While my client had already faced a separate, successful claim against the bond by the first-tier supplier, the court in the second-tier case ruled against the steel fabricator, finding that it was not a subcontractor under the federal Miller Act but rather a material supplier. That left the steel firm unable to file a claim against the bond, and averted a potential $600,000 judgment.

Some steps that developers and contractors have taken to limit their liability in the face of such uncertainly include requiring suppliers or subcontractors to post bonds on public projects. On commercial projects, they require suppliers or subcontractors to disclose their contracting parties, agree to non-assignability provisions, or sign a lien waiver that says the party has paid all of its sub-suppliers or contractors upon receipt of progress payments.

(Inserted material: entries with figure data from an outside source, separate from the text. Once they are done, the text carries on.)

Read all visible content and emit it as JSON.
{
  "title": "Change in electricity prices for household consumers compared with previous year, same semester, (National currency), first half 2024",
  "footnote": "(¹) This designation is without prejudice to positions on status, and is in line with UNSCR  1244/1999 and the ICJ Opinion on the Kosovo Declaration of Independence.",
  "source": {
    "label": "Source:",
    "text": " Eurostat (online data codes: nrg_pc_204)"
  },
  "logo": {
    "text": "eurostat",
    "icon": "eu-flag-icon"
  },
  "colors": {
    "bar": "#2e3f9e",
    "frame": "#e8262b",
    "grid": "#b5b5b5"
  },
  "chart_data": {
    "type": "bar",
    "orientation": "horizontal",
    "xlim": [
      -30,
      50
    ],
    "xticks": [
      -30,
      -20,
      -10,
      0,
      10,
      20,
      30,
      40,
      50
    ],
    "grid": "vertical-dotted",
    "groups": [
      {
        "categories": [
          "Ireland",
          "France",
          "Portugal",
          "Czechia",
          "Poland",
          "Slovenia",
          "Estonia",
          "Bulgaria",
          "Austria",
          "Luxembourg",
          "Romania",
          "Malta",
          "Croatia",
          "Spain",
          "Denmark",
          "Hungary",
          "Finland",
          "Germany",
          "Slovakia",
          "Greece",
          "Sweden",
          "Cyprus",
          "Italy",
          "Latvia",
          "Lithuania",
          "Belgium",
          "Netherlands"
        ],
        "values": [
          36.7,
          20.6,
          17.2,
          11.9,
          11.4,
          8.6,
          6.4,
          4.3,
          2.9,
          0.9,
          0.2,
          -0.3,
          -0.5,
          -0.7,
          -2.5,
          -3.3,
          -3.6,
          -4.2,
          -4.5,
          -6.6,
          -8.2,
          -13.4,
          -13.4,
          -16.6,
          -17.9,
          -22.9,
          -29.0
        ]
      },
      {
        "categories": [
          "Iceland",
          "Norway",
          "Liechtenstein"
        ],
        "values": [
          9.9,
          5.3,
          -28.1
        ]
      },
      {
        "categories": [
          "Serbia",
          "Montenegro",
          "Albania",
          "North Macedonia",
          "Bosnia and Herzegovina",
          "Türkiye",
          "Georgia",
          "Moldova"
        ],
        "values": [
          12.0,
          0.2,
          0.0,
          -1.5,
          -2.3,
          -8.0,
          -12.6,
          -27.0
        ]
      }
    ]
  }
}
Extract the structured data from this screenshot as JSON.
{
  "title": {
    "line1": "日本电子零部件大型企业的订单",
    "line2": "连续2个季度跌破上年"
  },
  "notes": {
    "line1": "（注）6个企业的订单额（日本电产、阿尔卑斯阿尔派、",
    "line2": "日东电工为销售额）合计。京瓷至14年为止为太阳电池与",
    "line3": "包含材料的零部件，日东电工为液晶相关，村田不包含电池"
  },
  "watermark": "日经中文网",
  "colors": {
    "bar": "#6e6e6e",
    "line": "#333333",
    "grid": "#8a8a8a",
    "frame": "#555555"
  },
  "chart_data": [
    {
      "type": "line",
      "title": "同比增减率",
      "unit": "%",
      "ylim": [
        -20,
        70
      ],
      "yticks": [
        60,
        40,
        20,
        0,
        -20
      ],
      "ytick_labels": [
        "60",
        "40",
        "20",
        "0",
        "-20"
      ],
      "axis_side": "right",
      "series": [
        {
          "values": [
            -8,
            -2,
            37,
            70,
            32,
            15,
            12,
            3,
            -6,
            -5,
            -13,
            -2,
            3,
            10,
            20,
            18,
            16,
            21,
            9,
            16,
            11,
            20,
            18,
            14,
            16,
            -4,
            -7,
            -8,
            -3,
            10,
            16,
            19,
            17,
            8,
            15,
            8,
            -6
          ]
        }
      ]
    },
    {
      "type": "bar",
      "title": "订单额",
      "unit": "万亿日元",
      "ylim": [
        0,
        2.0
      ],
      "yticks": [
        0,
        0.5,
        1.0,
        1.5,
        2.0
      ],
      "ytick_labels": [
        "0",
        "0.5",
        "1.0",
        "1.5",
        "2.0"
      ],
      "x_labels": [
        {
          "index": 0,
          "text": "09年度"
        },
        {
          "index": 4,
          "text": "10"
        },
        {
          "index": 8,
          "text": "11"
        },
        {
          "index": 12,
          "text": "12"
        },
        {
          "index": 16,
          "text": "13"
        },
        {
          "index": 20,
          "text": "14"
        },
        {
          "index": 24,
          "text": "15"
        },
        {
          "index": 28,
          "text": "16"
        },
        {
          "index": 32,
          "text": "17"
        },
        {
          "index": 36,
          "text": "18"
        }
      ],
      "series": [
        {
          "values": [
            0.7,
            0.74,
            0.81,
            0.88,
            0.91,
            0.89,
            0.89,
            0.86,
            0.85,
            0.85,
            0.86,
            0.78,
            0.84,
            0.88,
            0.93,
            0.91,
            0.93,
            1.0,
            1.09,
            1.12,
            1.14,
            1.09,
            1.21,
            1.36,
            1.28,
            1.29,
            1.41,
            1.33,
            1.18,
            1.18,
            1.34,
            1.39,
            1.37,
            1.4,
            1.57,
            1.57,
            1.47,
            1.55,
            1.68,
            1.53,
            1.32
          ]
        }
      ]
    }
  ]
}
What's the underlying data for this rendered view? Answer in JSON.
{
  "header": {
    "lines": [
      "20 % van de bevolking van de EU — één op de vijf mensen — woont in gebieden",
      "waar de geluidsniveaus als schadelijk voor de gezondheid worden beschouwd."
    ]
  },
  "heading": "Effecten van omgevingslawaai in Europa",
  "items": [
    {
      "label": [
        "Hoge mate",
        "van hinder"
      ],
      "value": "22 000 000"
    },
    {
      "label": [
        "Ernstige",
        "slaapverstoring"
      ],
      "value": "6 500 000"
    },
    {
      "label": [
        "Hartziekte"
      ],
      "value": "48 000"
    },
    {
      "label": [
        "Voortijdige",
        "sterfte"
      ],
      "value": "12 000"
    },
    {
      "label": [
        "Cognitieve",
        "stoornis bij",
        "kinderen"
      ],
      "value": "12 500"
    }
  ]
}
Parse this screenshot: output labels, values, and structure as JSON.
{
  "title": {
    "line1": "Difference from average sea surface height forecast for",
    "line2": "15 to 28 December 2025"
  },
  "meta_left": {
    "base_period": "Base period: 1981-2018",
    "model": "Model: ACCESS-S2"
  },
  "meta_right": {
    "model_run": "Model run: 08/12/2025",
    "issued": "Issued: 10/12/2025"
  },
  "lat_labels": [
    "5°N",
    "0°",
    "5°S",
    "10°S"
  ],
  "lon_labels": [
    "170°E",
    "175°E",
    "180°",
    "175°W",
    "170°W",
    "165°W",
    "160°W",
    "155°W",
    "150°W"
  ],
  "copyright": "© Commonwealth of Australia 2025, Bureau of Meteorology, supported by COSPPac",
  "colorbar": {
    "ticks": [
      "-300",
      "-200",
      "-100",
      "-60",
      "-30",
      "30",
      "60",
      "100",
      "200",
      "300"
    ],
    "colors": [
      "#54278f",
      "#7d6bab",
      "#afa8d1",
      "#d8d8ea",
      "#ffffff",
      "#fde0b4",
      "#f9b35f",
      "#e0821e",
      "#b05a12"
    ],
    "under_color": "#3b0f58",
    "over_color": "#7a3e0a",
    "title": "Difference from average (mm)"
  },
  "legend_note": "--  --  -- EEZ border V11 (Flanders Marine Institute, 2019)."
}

Obviously, lien or claim issues become problematic when subcontractors or suppliers fail to pay their own subcontractors or suppliers. But if a first-tier subcontractor or supplier files bankruptcy, the damage could cut one of two ways – either in the favor of owners and developers who shielded themselves from claims of sub-parties or in favor of sub-parties.

It behooves all parties on a project to understand their project status and to be familiar with the legal framework behind it.